Somut olayımızda davalı işverene ait taş ocağında 15.02.2008-12.11.2010 tarihleri arasında kamyon şoförü olarak çalışan davacının 06.11.2010 tarihinde; gece vardiyası sırasında sabit tesis stoğunu boşaltma sırasında kamyonun devrildiği kaza tespit tutanağı tutulduğu; 12.11.2010 tarihinde kullandığı araç yüklü halde rampa çıkarken kamyon motorunun stop ettiği kamyonun kontrolünü sağlamak için arkada bulunan toprak sete dayadığı ancak aracın yana devrildiğine ilişkin kaza tespit tutanağı tutulduğu ve 12/11/2010 tarihinde 05:30 saatinde ikinci kez sebep olduğu kaza üzerine kusurlu olduğundan 4857 sayılı Kanun"un 25. maddesinin II-ı bendine göre iş sözleşmesinin tazminatsız olarak fesh edildiği dosya kapsamından anlaşılmaktadır.
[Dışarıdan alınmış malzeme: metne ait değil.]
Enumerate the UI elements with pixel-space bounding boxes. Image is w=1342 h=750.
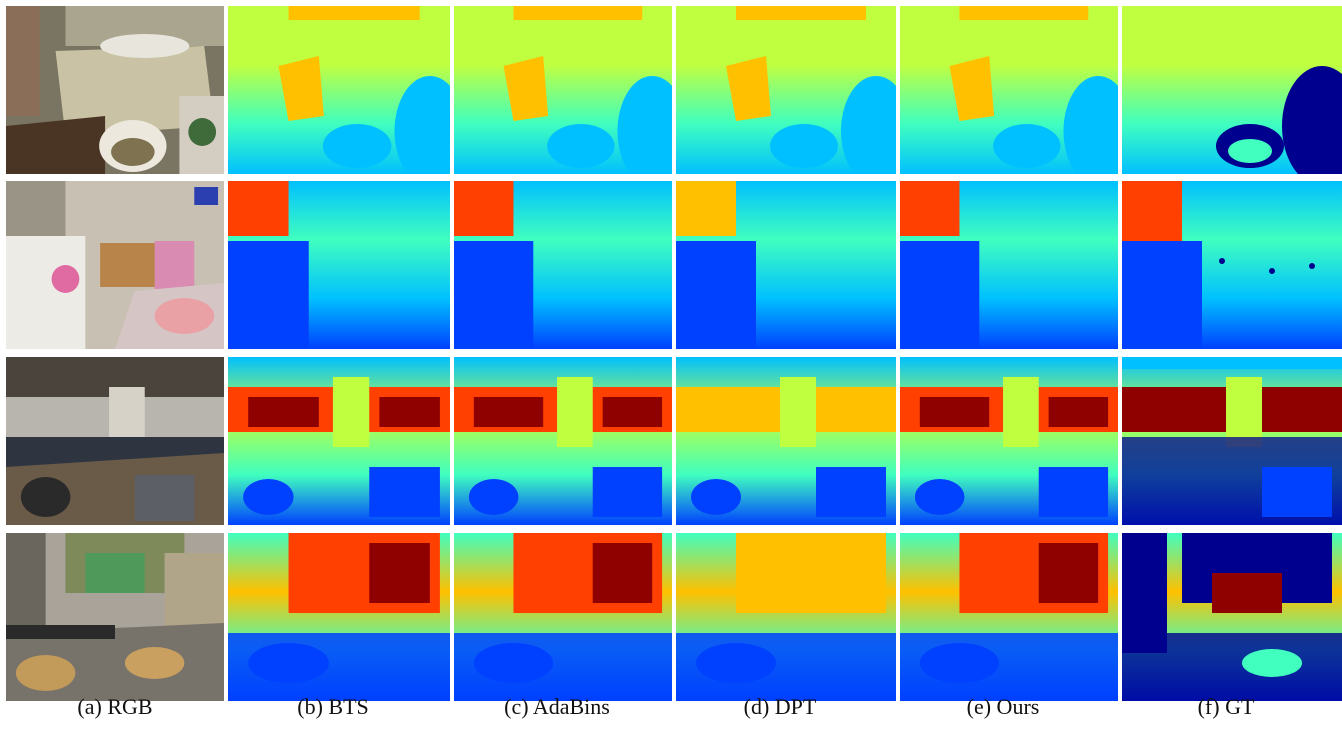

Davacının kullandığı kamyonda zarar meydana geldiği açıktır. Davacının eyleminin feshi gerektirecek geçerli bir neden teşkil edip etmediğinin belirlenmesi için kusur oranı ve oluşan zarar miktarının kuşkuya yer vermeyecek şekilde açıklığa kavuşturulması gerekir. Bu nedenle, gerekirse olayın meydana geldiği yerde iş güvenliği konusunda uzman bilirkişi aracılığı ile keşif yapılarak davacının kusurlu olup olmadığı tespit edilmeli, ayrıca oluşan zarar ile varsa kusura isabet eden zarar miktarı belirlenerek, tespit edilecek zarar miktarı davacının 30 günlük ücreti ile karşılaştırılarak sonuca gidilmeli ve feshin geçerli nedene dayanıp dayanmadığına karar verilmelidir. Eksik inceleme ile yazılı şekilde karar verilmiş olması hatalı olmuştur.
SONUÇ: Temyiz olunan kararın yukarıda yazılı sebepten BOZULMASINA, peşin alınan temyiz harcının istek halinde ilgiliye iadesine, 03.02.2012 gününde oybirliğiyle karar verildi.